CASIA OpenIR > 毕业生 > 博士学位论文

	图像与视频中文本检测与提取方法研究
其他题名	Research on Text Detection and Extraction in Images and Videos
	白博
	2014-06-04
学位类型	工学博士
中文摘要	随着数字图像与视频采集设备（例如：数码照相机、数码摄像机、智能手机和平板电脑等）的普及，网络（例如：微博、微信和购物网站等）与人们生活之间关系日益密切，互联网上增图像和视频的数量呈现爆炸式增长。
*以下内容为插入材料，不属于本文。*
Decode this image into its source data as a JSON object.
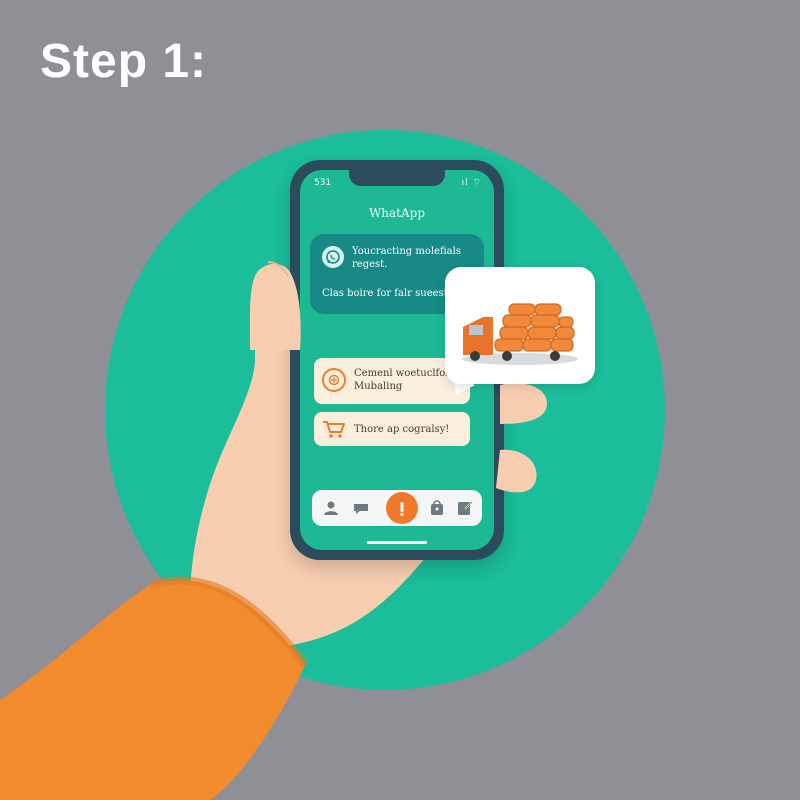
{
  "header": {
    "title": "Step 1:"
  },
  "phone": {
    "status_time": "531",
    "status_icons": "ıl ⌔",
    "app_title": "WhatApp",
    "message": {
      "line1": "Youcracting molefials regest.",
      "line2": "Clas boire for falr sueest."
    },
    "cards": [
      {
        "text": "Cemenl woetuclfor Mubaling"
      },
      {
        "text": "Thore ap cogralsy!"
      }
    ]
  },
  "colors": {
    "background": "#8f9096",
    "circle": "#1bbd9a",
    "phone_screen": "#1db995",
    "accent": "#f07a2a",
    "sleeve": "#f28a2e"
  },
  "icons": [
    "whatsapp-icon",
    "chat-badge-icon",
    "cart-icon",
    "profile-icon",
    "chat-icon",
    "center-action-icon",
    "bag-icon",
    "edit-icon",
    "delivery-truck-icon"
  ]
}
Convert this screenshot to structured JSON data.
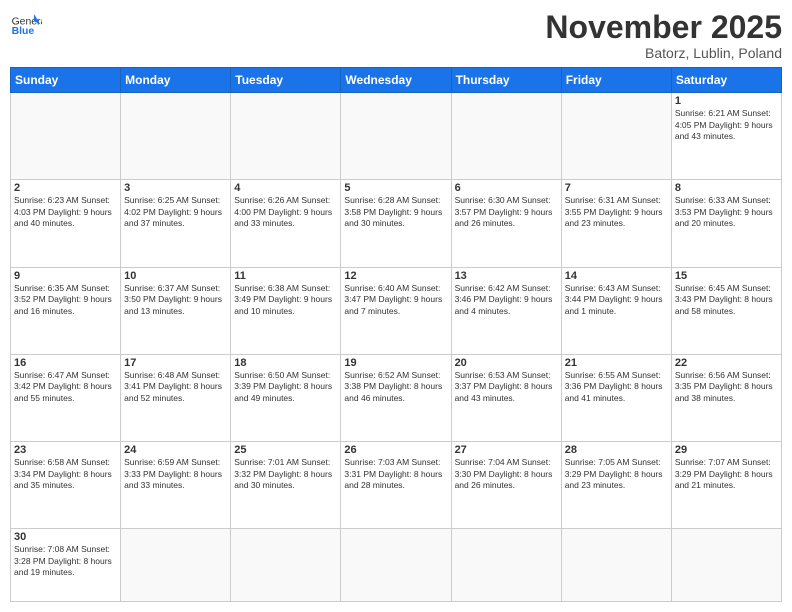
{
  "header": {
    "logo_general": "General",
    "logo_blue": "Blue",
    "month": "November 2025",
    "location": "Batorz, Lublin, Poland"
  },
  "weekdays": [
    "Sunday",
    "Monday",
    "Tuesday",
    "Wednesday",
    "Thursday",
    "Friday",
    "Saturday"
  ],
  "days": [
    {
      "num": "",
      "info": ""
    },
    {
      "num": "",
      "info": ""
    },
    {
      "num": "",
      "info": ""
    },
    {
      "num": "",
      "info": ""
    },
    {
      "num": "",
      "info": ""
    },
    {
      "num": "",
      "info": ""
    },
    {
      "num": "1",
      "info": "Sunrise: 6:21 AM\nSunset: 4:05 PM\nDaylight: 9 hours\nand 43 minutes."
    },
    {
      "num": "2",
      "info": "Sunrise: 6:23 AM\nSunset: 4:03 PM\nDaylight: 9 hours\nand 40 minutes."
    },
    {
      "num": "3",
      "info": "Sunrise: 6:25 AM\nSunset: 4:02 PM\nDaylight: 9 hours\nand 37 minutes."
    },
    {
      "num": "4",
      "info": "Sunrise: 6:26 AM\nSunset: 4:00 PM\nDaylight: 9 hours\nand 33 minutes."
    },
    {
      "num": "5",
      "info": "Sunrise: 6:28 AM\nSunset: 3:58 PM\nDaylight: 9 hours\nand 30 minutes."
    },
    {
      "num": "6",
      "info": "Sunrise: 6:30 AM\nSunset: 3:57 PM\nDaylight: 9 hours\nand 26 minutes."
    },
    {
      "num": "7",
      "info": "Sunrise: 6:31 AM\nSunset: 3:55 PM\nDaylight: 9 hours\nand 23 minutes."
    },
    {
      "num": "8",
      "info": "Sunrise: 6:33 AM\nSunset: 3:53 PM\nDaylight: 9 hours\nand 20 minutes."
    },
    {
      "num": "9",
      "info": "Sunrise: 6:35 AM\nSunset: 3:52 PM\nDaylight: 9 hours\nand 16 minutes."
    },
    {
      "num": "10",
      "info": "Sunrise: 6:37 AM\nSunset: 3:50 PM\nDaylight: 9 hours\nand 13 minutes."
    },
    {
      "num": "11",
      "info": "Sunrise: 6:38 AM\nSunset: 3:49 PM\nDaylight: 9 hours\nand 10 minutes."
    },
    {
      "num": "12",
      "info": "Sunrise: 6:40 AM\nSunset: 3:47 PM\nDaylight: 9 hours\nand 7 minutes."
    },
    {
      "num": "13",
      "info": "Sunrise: 6:42 AM\nSunset: 3:46 PM\nDaylight: 9 hours\nand 4 minutes."
    },
    {
      "num": "14",
      "info": "Sunrise: 6:43 AM\nSunset: 3:44 PM\nDaylight: 9 hours\nand 1 minute."
    },
    {
      "num": "15",
      "info": "Sunrise: 6:45 AM\nSunset: 3:43 PM\nDaylight: 8 hours\nand 58 minutes."
    },
    {
      "num": "16",
      "info": "Sunrise: 6:47 AM\nSunset: 3:42 PM\nDaylight: 8 hours\nand 55 minutes."
    },
    {
      "num": "17",
      "info": "Sunrise: 6:48 AM\nSunset: 3:41 PM\nDaylight: 8 hours\nand 52 minutes."
    },
    {
      "num": "18",
      "info": "Sunrise: 6:50 AM\nSunset: 3:39 PM\nDaylight: 8 hours\nand 49 minutes."
    },
    {
      "num": "19",
      "info": "Sunrise: 6:52 AM\nSunset: 3:38 PM\nDaylight: 8 hours\nand 46 minutes."
    },
    {
      "num": "20",
      "info": "Sunrise: 6:53 AM\nSunset: 3:37 PM\nDaylight: 8 hours\nand 43 minutes."
    },
    {
      "num": "21",
      "info": "Sunrise: 6:55 AM\nSunset: 3:36 PM\nDaylight: 8 hours\nand 41 minutes."
    },
    {
      "num": "22",
      "info": "Sunrise: 6:56 AM\nSunset: 3:35 PM\nDaylight: 8 hours\nand 38 minutes."
    },
    {
      "num": "23",
      "info": "Sunrise: 6:58 AM\nSunset: 3:34 PM\nDaylight: 8 hours\nand 35 minutes."
    },
    {
      "num": "24",
      "info": "Sunrise: 6:59 AM\nSunset: 3:33 PM\nDaylight: 8 hours\nand 33 minutes."
    },
    {
      "num": "25",
      "info": "Sunrise: 7:01 AM\nSunset: 3:32 PM\nDaylight: 8 hours\nand 30 minutes."
    },
    {
      "num": "26",
      "info": "Sunrise: 7:03 AM\nSunset: 3:31 PM\nDaylight: 8 hours\nand 28 minutes."
    },
    {
      "num": "27",
      "info": "Sunrise: 7:04 AM\nSunset: 3:30 PM\nDaylight: 8 hours\nand 26 minutes."
    },
    {
      "num": "28",
      "info": "Sunrise: 7:05 AM\nSunset: 3:29 PM\nDaylight: 8 hours\nand 23 minutes."
    },
    {
      "num": "29",
      "info": "Sunrise: 7:07 AM\nSunset: 3:29 PM\nDaylight: 8 hours\nand 21 minutes."
    },
    {
      "num": "30",
      "info": "Sunrise: 7:08 AM\nSunset: 3:28 PM\nDaylight: 8 hours\nand 19 minutes."
    }
  ]
}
作为一种高级语义信息，图像与视频中的文字由于其自身的优势：（1）与图像或视频的内容高度相关、（2）较其它物体容易提取、（3）其代表的语义信息更容易被计算机理解，越来越受到人们的关注。为了更加准确、高效地自动获取图像与视频中文字所包含的语义信息，实现基于内容的检索、分类、推荐、过滤等功能，利用计算机对图像与视频中的文本进行自动定位、提取与识别成为近些年研究的热点。基于以上研究背景，本文结合图像处理、模式识别、机器学习等相关领域的技术，对图像与视频中文本的定位和提取进行了深入的研究。相比现有方法，本文所提出的方法在精度、召回率等方面具有明显的优势，并在某些领域得到了实际应用。本文的创新性工作概括如下：（1）提出了一种基于局部梯度相关函数的自然场景文本检测方法。该方法按照由粗到精的策略对图像中的文本进行定位。在粗定位阶段，利用局部梯度相关函数，充分考虑文本区域固有的特性（笔画宽度一致性和笔画颜色一致性）,得到文本置信度图，进而通过图像分割、连通部件分类得到文本候选区域。在精定位阶段，通过对文本候选区域的适当扩展、精细分割、文本行分类及分词，得到最终的文本检测结果。在公开数据库上的实验结果表明，本文提出的方法不仅在准确率和召回率方面优于现有方法，而且在文本图像分割中也取得了优异的成绩。（2）提出了一种基于种子点和半监督分割的自然场景文本提取方法。首先利用局部梯度相关函数对文本区域字符极性、笔画宽度等信息进行估计，从而自动生成前景和背景的种子点；再利用种子点提供的颜色与位置信息，采用基于二次判别函数（QDF）的方法和基于最小树割(MTC)的方法对图像进行最终分割。实验表明，这两种方法在精度和召回率都优于现有方法的同时，性能上还具有一定的互补性。（3）提出了一种基于笔画特征的快速视频文本检测与提取的方法。该方法利用视频中字幕区域边缘图像具有高边缘密度、边缘方向多样化、梯度方向相反边缘点成对出现三个特点，快速计算笔画特征，可以实时地对视频中出现的文本进行准确定位。接下来利用一种基于整行打分的方法对检测得到的文本图像进行快速二值化，得到可以用于字符识别的文本二值图像。公开数据库上的实验结果表明，该方法具有准确性和高效性。该方法已成功应用于网络视频内容提取实际应用系统。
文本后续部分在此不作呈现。